16 December, 2000
Automated Geophysical Observatory (AGO)
Occasionally, we get people passing though the South Pole Station on their way to remote sites in Antarctica. Today 6 such people were in town; the AGO folks (pronounced EH-go). There are 6 Automated Geophysical Observatory (AGO) sites around Antarctica (see map). The sites are located long a straight line, from the geomagnetic south pole: the point where the field lines appear to gather from space. This is a slightly different location from the magnetic south pole, and is important for the solar wind observations in the upper atmosphere.
Each AGO site has a small 8’x8’x16’ building which houses everything the observatory needs to run for the next year. Outside of the building are antennae that receive the signals that will be collected and analyzed. Each station collects meteorological data (temperature, pressure, wind speed and direction) in addition to seismic data, and information about the solar wind and magnetic field. One main goal of these sites is to observe the interaction between the solar wind and the Earths magnetic field. The AGO sites are uninhabited, with the exception of a few weeks in the summer when a few people go to these sites to collect the data that the observatory has been gathering in the last year, and do any maintenance on the facility.
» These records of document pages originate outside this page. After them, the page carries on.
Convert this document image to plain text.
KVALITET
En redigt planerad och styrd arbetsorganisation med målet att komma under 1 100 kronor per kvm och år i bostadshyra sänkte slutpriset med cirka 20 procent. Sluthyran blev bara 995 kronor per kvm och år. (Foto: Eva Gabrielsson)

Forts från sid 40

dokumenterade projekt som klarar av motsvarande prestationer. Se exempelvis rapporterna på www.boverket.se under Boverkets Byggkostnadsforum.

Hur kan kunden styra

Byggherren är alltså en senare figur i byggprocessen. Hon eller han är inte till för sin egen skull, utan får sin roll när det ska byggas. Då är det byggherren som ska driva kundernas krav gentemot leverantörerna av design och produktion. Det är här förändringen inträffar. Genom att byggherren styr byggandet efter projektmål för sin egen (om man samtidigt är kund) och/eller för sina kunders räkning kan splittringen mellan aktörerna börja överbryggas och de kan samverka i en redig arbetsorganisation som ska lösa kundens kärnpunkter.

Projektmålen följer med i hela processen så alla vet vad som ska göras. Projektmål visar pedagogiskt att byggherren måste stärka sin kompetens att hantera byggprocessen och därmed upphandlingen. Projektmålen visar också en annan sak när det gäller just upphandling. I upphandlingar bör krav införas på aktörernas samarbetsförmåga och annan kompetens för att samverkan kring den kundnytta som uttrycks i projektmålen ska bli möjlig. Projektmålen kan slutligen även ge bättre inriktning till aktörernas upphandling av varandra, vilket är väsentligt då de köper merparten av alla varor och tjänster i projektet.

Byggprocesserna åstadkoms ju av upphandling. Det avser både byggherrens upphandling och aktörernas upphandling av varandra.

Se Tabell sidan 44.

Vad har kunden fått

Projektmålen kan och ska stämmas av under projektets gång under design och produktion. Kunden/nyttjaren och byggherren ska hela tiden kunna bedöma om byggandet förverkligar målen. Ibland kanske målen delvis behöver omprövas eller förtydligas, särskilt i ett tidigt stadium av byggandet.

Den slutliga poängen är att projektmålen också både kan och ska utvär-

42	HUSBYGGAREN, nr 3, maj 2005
The site is reached by a modified DC3, that is equipped with skis and can land on unprepared snow. The sites are small, and are difficult to see before the plane gets to the building. The site locations are known precisely, and a global positioning system (GPS) is necessary to find them. Once the DC3 has dropped off the AGO crew, they make camp. They live in small tents, since the AGO buildings aren’t big enough for living quarters. During the time that the crew is at an AGO site, they prepare a landing strip for an LC-130. The large cargo planes will come in to drop off large amounts of fuel that will keep the observatory running for the next year, and pick up the crew. The fuel is too heavy to be brought in by the DC3. The fuel is offloaded from the back of the LC-130 while the plane is moving. The plane slows down and opens the door at the back of the cargo bay as it taxis down the skiway, and then suddenly speeds up when it reaches the place where the fuel needs to be. The inertia of the fuel results in it sliding out the back of the plane. The fuel is put in the proper location for the next year, and then the AGO crew says goodbye to the station for another year and moves to the next site.